Editor’s Note: An earlier version of this story focused exclusively on the hybrid model for reopening.
EMMAUS, Pa. - At a school board meeting Monday night, East Penn administrators unveiled three proposed models for conducting classes this fall. Which model becomes viable will depend on state guidelines and the status of the coronavirus pandemic at the time.
The options range from traditional classroom learning Monday through Friday on one end of the scale to exclusively online course work at the opposite end. Sitting between these two options is a hybrid model which combines some classroom attendance and some remote learning.
Even the traditional model with students attending school 5 days a week would not mean a return to everything as it was pre-COVID-19. Measures would be put in place to safeguard students and staff.
Should remote learning still be required in the fall, Superintendent Kristen Campbell and assistant superintendents Doug Povilaitis and Laura Witman said there will be a return to formalized, traditional grading, and an overall more "robust" teaching and learning environment requiring more accountability. Elementary students would see increased “face time” with teachers.
The hybrid plan would accommodate fewer students in the district’s 10 buildings on any given day and enable increased social distancing. Based upon alphabetically segmented groups by last name, students would report to their school two days a week and study at home the other three days.
Furthermore, elementary school hours under the hybrid plan would change to 9 a.m. to 1:15 p.m. to accommodate “remote learning facilitation.” The hours would also allow students to take advantage of a "grab-and-go" lunch as they head home from school, thus eliminating the need to gather in a cafeteria for lunch, administrators said.
The three options are proposals that still need to be approved by the school board and the state Department of Education later this summer.

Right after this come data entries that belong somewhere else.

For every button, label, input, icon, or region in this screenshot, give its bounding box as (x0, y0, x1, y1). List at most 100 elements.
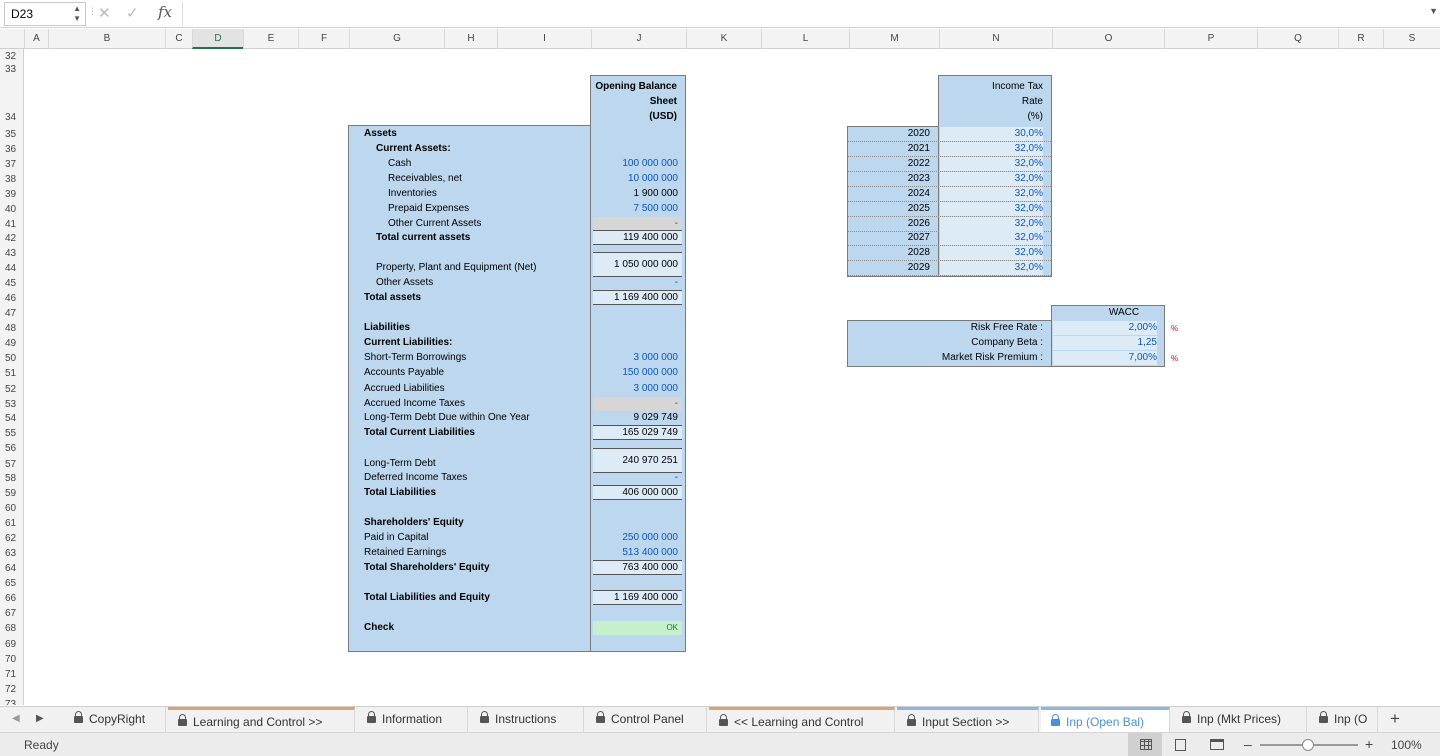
balance-value[interactable]: 240 970 251 (593, 448, 682, 473)
balance-value[interactable]: 3 000 000 (593, 351, 682, 365)
row-header-62[interactable]: 62 (0, 534, 23, 544)
add-sheet-icon[interactable]: + (1390, 709, 1400, 729)
sheet-tab[interactable]: CopyRight (64, 707, 166, 733)
zoom-in-icon[interactable]: + (1365, 736, 1373, 752)
column-header-i[interactable]: I (497, 29, 591, 49)
tax-rate[interactable]: 32,0% (940, 217, 1043, 231)
balance-value[interactable]: 3 000 000 (593, 382, 682, 396)
balance-value[interactable]: 165 029 749 (593, 425, 682, 440)
row-header-33[interactable]: 33 (0, 65, 23, 75)
row-header-66[interactable]: 66 (0, 594, 23, 604)
row-header-63[interactable]: 63 (0, 549, 23, 559)
sheet-tab[interactable]: << Learning and Control (709, 707, 895, 733)
page-break-icon[interactable] (1210, 739, 1224, 750)
sheet-tab[interactable]: Learning and Control >> (168, 707, 355, 733)
balance-value[interactable]: 119 400 000 (593, 230, 682, 245)
row-header-36[interactable]: 36 (0, 145, 23, 155)
next-sheet-icon[interactable]: ▶ (36, 713, 44, 724)
tax-rate[interactable]: 32,0% (940, 202, 1043, 216)
column-header-r[interactable]: R (1338, 29, 1383, 49)
column-header-o[interactable]: O (1052, 29, 1164, 49)
row-header-43[interactable]: 43 (0, 249, 23, 259)
column-header-e[interactable]: E (243, 29, 298, 49)
column-header-g[interactable]: G (349, 29, 444, 49)
row-header-45[interactable]: 45 (0, 279, 23, 289)
tax-rate[interactable]: 32,0% (940, 187, 1043, 201)
row-header-65[interactable]: 65 (0, 579, 23, 589)
wacc-value[interactable]: 2,00% (1053, 321, 1157, 335)
balance-value[interactable]: 1 900 000 (593, 187, 682, 201)
column-header-q[interactable]: Q (1257, 29, 1338, 49)
row-header-49[interactable]: 49 (0, 339, 23, 349)
wacc-value[interactable]: 1,25 (1053, 336, 1157, 350)
row-header-34[interactable]: 34 (0, 113, 23, 123)
expand-formula-bar-icon[interactable]: ▼ (1429, 6, 1438, 16)
row-header-42[interactable]: 42 (0, 234, 23, 244)
sheet-tab[interactable]: Input Section >> (897, 707, 1039, 733)
column-header-h[interactable]: H (444, 29, 497, 49)
column-header-s[interactable]: S (1383, 29, 1440, 49)
page-layout-icon[interactable] (1175, 739, 1186, 751)
tax-rate[interactable]: 32,0% (940, 142, 1043, 156)
balance-value[interactable]: 7 500 000 (593, 202, 682, 216)
row-header-51[interactable]: 51 (0, 369, 23, 379)
column-header-a[interactable]: A (24, 29, 48, 49)
row-header-58[interactable]: 58 (0, 474, 23, 484)
row-header-54[interactable]: 54 (0, 414, 23, 424)
balance-value[interactable]: 1 169 400 000 (593, 290, 682, 305)
tax-rate[interactable]: 30,0% (940, 127, 1043, 141)
balance-value[interactable]: OK (593, 621, 682, 635)
column-header-l[interactable]: L (761, 29, 849, 49)
balance-value[interactable]: - (593, 471, 682, 485)
zoom-level[interactable]: 100% (1391, 738, 1422, 752)
row-header-56[interactable]: 56 (0, 444, 23, 454)
balance-value[interactable]: 10 000 000 (593, 172, 682, 186)
zoom-out-icon[interactable]: – (1244, 736, 1252, 752)
wacc-value[interactable]: 7,00% (1053, 351, 1157, 365)
row-header-73[interactable]: 73 (0, 700, 23, 706)
sheet-tab[interactable]: Inp (O (1309, 707, 1378, 733)
row-header-39[interactable]: 39 (0, 190, 23, 200)
column-header-k[interactable]: K (686, 29, 761, 49)
row-header-55[interactable]: 55 (0, 429, 23, 439)
tax-rate[interactable]: 32,0% (940, 172, 1043, 186)
row-header-44[interactable]: 44 (0, 264, 23, 274)
sheet-tab[interactable]: Instructions (470, 707, 584, 733)
row-header-72[interactable]: 72 (0, 685, 23, 695)
row-header-53[interactable]: 53 (0, 400, 23, 410)
column-header-p[interactable]: P (1164, 29, 1257, 49)
spinner-icon[interactable]: ▲ ▼ (73, 4, 81, 24)
sheet-grid[interactable] (24, 49, 1440, 705)
row-header-60[interactable]: 60 (0, 504, 23, 514)
balance-value[interactable]: 1 169 400 000 (593, 590, 682, 605)
sheet-tab[interactable]: Control Panel (586, 707, 707, 733)
insert-function-button[interactable]: fx (158, 3, 172, 21)
row-header-57[interactable]: 57 (0, 460, 23, 470)
cancel-icon[interactable]: ✕ (98, 4, 111, 22)
prev-sheet-icon[interactable]: ◀ (12, 713, 20, 724)
balance-value[interactable]: 9 029 749 (593, 411, 682, 425)
balance-value[interactable]: 406 000 000 (593, 485, 682, 500)
tax-rate[interactable]: 32,0% (940, 231, 1043, 245)
row-header-61[interactable]: 61 (0, 519, 23, 529)
balance-value[interactable]: 763 400 000 (593, 560, 682, 575)
sheet-tab[interactable]: Inp (Mkt Prices) (1172, 707, 1307, 733)
row-header-38[interactable]: 38 (0, 175, 23, 185)
row-header-69[interactable]: 69 (0, 640, 23, 650)
balance-value[interactable]: 250 000 000 (593, 531, 682, 545)
row-header-48[interactable]: 48 (0, 324, 23, 334)
row-header-70[interactable]: 70 (0, 655, 23, 665)
balance-value[interactable]: 100 000 000 (593, 157, 682, 171)
row-header-40[interactable]: 40 (0, 205, 23, 215)
row-header-50[interactable]: 50 (0, 354, 23, 364)
column-header-c[interactable]: C (165, 29, 192, 49)
column-header-b[interactable]: B (48, 29, 165, 49)
drag-handle-icon[interactable]: ⋮ (88, 6, 97, 17)
row-header-35[interactable]: 35 (0, 130, 23, 140)
tax-rate[interactable]: 32,0% (940, 261, 1043, 275)
formula-input[interactable] (182, 2, 1430, 26)
zoom-slider-thumb[interactable] (1302, 739, 1314, 751)
row-header-64[interactable]: 64 (0, 564, 23, 574)
balance-value[interactable]: - (593, 217, 682, 231)
name-box[interactable]: D23 ▲ ▼ (4, 2, 86, 26)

The board also heard about the high school's plan to switch to "block scheduling" this year.
Dr. Kate Kieres, principal of Emmaus High School, explained the new schedule, which would mean changing from nine 43-minute periods every day to alternating days of 71-85 minute periods.
Block scheduling would include a "hornet period" every other day, dedicated to study, remediation, advisory, enrichment and clubs activities, Kieres said. It would also feature four 30-minute lunch periods, which may split-schedule select classes.
Extended lab periods, particularly associated with science classes, would become part of the newly extended class times, she noted.
In the works since November last year, Kieres said the new schedule was originally intended to debut in the fall of 2021, but it was moved up to this year because "it is a more efficient schedule that coordinates with the budget cuts involving teachers not being replaced."
Several other area districts, including Easton Area, Southern Lehigh and Northwestern Lehigh, already use block scheduling in their high schools.